Quem conta um conto
- Ana Helena Reis
- 9 de set.
- 3 min de leitura

Dia chuvoso. O investigador aposentado Lupércio ajeitou a capa puída e saiu em direção ao ponto de ônibus. “Nos meus tempos de polícia”, murmurava sempre que queria dar importância ao próprio passo. Virou a esquina e, mesmo de longe, avistou um volume coberto com plástico preto. Estacou.
Apertou os olhos, fez concha com as mãos na testa e concluiu, satisfeito:
— Tá lá um corpo estendido no chão. Bem que eu disse que hoje ia dar trabalho.
Aproximou-se com ar solene, as mãos nos bolsos, e logo se juntou aos curiosos que formavam roda em volta do embrulho.
— Amigo, viu quando aconteceu? — perguntou a um rapaz de mochila.
— Eu não. Só vi o pessoal se juntando. Mas aquela senhora ali mora em frente, talvez saiba.
Lupércio ajeitou o chapéu e foi até ela.
— Boa tarde, minha senhora. A vizinha é do falecido?
— Que falecido, homem? Eu só ouvi um estouro. Quando cheguei à janela, já tinha esse plástico aí.
Outro se intrometeu, um entregador ainda com a mochila de isopor nas costas:
— Eu tava subindo a rua e ouvi uns gritos de socorro, mas não parei. Já estava atrasado pra outra entrega.
Lupércio anotava mentalmente. “Nos meus tempos de polícia, um grito desses já me punha em alerta”, pensou, orgulhoso.
Uma senhora coxa, conhecida de todos, arrastou-se até a roda:
— Tragédia! Cheguei agora, mas vi uma coisa estranha. Logo depois do barulho, a moradora do 81 saiu correndo, como alma penada.

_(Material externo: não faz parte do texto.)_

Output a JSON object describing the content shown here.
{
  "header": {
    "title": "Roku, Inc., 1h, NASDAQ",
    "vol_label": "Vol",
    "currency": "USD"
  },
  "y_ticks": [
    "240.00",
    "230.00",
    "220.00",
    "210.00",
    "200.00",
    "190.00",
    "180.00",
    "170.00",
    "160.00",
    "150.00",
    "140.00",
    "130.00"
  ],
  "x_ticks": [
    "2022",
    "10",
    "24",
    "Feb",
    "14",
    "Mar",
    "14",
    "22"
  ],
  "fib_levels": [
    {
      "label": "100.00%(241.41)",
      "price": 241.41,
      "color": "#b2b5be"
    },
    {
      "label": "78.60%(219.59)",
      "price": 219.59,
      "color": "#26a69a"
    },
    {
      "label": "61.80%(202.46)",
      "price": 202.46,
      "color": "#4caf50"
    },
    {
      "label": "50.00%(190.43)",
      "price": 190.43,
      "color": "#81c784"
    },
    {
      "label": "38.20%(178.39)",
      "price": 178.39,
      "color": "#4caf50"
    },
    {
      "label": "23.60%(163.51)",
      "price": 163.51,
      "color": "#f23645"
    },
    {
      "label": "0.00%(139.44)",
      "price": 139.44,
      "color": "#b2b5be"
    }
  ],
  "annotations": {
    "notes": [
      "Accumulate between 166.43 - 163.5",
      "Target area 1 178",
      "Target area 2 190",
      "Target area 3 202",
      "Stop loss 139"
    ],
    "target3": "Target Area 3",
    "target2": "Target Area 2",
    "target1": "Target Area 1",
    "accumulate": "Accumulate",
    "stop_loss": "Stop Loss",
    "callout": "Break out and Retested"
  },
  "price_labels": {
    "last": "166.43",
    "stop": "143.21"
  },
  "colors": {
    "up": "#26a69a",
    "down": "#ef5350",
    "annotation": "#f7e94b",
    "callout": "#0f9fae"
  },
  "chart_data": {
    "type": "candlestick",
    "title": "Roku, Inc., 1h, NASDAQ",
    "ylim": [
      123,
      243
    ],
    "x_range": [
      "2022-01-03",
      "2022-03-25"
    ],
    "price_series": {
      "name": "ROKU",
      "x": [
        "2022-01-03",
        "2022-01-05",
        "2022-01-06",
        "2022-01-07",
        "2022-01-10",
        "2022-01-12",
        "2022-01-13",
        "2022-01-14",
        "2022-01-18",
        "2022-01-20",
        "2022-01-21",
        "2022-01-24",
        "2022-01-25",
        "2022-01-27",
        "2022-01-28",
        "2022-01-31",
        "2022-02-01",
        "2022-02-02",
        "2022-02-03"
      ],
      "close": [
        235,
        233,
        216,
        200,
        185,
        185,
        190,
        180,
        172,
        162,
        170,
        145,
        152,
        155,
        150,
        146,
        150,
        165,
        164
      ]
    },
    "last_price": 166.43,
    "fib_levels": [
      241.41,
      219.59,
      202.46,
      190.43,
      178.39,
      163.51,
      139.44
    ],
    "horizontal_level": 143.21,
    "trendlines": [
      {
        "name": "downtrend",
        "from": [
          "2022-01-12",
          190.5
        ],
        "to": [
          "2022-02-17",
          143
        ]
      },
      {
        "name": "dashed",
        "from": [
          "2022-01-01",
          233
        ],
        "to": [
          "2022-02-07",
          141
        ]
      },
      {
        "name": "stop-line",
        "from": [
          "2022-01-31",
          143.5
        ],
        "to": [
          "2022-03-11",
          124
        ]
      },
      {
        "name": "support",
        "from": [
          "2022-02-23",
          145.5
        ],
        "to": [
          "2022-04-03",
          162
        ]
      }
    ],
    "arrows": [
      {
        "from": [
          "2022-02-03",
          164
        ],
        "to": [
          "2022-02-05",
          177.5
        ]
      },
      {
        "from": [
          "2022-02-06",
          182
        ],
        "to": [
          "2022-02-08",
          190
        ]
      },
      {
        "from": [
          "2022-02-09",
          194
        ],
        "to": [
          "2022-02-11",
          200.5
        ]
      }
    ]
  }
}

— Isso é mesmo suspeito — cochichou o dono da venda. — Antes do estouro, ela esteve aqui pedindo um facão emprestado. Disse que o marido estava nervoso.
A senhora da perna coxa fez biquinho, soltou a língua:
— Nervoso? Não é segredo que ela costura pra fora…
O burburinho aumentou. Vozes se sobrepunham: “Eu sabia!”, “Todo dia ela desce na rua de baixo!”, “Com certeza é caso com aquele dono de restaurante!”.
Lupércio ergueu a mão, impondo silêncio.
— Senhores, permitam. Conforme as provas colhidas, trata-se de um crime passional. O marido descobriu a traição, houve luta, a mulher se apoderou do facão, esfaqueou o homem e, para encobrir o ato, lançou o corpo pela janela da cozinha do oitavo andar. Em seguida, fugiu. Recomendação: polícia deve ser chamada imediatamente.
Os curiosos assentiram, impressionados.
Chegaram os bombeiros, depois a viatura. Diante do plástico, os policiais perguntaram a questão que a ninguém ocorrera:
— Quem encontrou o corpo e cobriu com esse plástico?
Um silêncio pesado caiu. Lupércio pigarreou, coçou a cabeça:
— Não sei… nos meus tempos de polícia, eu nunca esquecia de perguntar isso.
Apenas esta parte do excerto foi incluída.